Subject material ranged from food consumed at Super Bowl watch parties to instructions for hair extensions — and showed a potential correlation to consumers’ shopping habits across other sites.
These data points might guide marketers on alternative spending options for their budgets that go beyond their business. For example, Food Network’s audience on social media was nine times more likely to visit websites of insurance brands like State Farm and Geico, according to Tubular. Tubular’s recent analysis also showed people who watched beauty videos were 5.84 times more likely to buy Nintendo DS games on Amazon compared to the average viewer.
“With the fast growth of video content across top social platforms, digging into how video behavior relates to shopping affinity gives advertisers what they need to justify social platform ROI in the face of what could be an uncertain 2023,” said Chrissy Werner, vp of marketing at Tubular Labs.
In its latest report on navigating the social video landscape, Tubular covered its predictions on the future of search and marketing and the creator economy in the upcoming year. It also addressed the rise of augmented reality in virtual reality platforms, such as the metaverse or other immersive environments.
Next year, Tubular predicts that creators are poised to become bigger economic drivers. In the past year, influencer content was watched 13.2 times more than media and brand content combined, according to its research. Tubular also expects the influencer market to keep expanding, with 2023 projected influencer viewership hitting some 10 trillion views per month across all platforms. In January 2022, this was around 5 trillion views per month.

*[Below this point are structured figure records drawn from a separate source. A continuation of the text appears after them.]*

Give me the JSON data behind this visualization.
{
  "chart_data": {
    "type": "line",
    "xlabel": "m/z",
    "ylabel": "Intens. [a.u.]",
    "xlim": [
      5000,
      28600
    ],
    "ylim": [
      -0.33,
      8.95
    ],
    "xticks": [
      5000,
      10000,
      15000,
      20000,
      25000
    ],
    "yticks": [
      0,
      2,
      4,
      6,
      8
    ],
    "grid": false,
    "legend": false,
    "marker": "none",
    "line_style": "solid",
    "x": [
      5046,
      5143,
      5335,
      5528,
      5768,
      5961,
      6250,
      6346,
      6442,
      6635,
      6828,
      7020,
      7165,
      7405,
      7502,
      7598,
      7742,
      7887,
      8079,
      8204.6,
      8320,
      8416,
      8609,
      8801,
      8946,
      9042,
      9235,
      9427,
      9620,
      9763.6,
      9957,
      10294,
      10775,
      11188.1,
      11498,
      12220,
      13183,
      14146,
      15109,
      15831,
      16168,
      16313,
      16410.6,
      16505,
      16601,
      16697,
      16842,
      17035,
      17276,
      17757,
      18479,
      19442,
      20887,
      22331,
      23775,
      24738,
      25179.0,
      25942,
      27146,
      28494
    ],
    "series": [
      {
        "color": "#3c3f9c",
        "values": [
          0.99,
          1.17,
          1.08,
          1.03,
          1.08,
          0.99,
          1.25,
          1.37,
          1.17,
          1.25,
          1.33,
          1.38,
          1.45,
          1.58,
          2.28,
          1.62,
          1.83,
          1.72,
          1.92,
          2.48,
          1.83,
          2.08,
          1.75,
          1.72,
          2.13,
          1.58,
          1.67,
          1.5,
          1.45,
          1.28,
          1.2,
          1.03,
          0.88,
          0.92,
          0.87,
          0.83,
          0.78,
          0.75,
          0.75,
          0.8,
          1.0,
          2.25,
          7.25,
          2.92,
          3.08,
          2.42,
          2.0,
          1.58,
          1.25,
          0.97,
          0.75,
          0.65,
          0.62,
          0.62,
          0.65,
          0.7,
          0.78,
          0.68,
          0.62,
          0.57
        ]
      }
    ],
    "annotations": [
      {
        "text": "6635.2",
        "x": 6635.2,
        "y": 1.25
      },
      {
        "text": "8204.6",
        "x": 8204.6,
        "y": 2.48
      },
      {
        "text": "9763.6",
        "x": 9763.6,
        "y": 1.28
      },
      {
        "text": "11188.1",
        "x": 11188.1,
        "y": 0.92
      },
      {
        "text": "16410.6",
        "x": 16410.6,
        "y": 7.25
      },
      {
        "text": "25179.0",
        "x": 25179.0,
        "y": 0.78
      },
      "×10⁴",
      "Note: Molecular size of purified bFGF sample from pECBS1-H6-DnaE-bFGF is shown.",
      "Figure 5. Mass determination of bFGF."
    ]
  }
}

Creator marketing — which has been a trend this year — is causing many agencies to rethink their strategies on using content creators and social media influencers. Major holding agencies are also looking to creators when developing a commerce strategy.
“Shoppable livestreams or video content, paired with a credible influencer and raving comments from a community of viewers is an instant recipe for a believable, trusted sponsored social post,” said Amy Lanzi, coo of Publicis Commerce. “With this blueprint, we have built out … creator-led commerce solutions with partners like TikTok and Spotify that offer more personalization and closed loop measurement.”
Tubular also predicted that augmented reality will come into greater focus as marketers experiment with virtual worlds and platforms, an area in which Snap has hung its hat. The social media company is developing its own AR glasses called Spectacles to connect with virtual reality content.
In the past year, 15 billion videos were uploaded across platforms mentioning AR or VR, according to Tubular. This was 38% higher than the previous year, suggesting that social audiences are getting more engaged in the topic. And as some of the technologies, such as 5G and robotics, become more integrated, companies can expect “faster and more nimble solutions” while consumers see improved experiences, said Ian Liddicoat, CTO of AI advertising company Adludio.
The popularity of videos is showing that social is becoming the new place for search — just ask TikTok. When people are looking for answers, they tend to seek out videos more rather than text, which marketers should keep in mind when identifying new audiences, Tubular data suggested. Based on Tubular analysis of popular keyword searches, for instance, those searching for recipes were 204 times more likely to look for Green Giant products on Amazon. Those consuming sports videos were more likely to gravitate toward brands like OREI and Riot Games.
“As the creator economy’s importance continues to grow, brands and agencies need to go beyond just listening to where audiences exist, but also how content influences consumer purchasing decisions,” Werner said.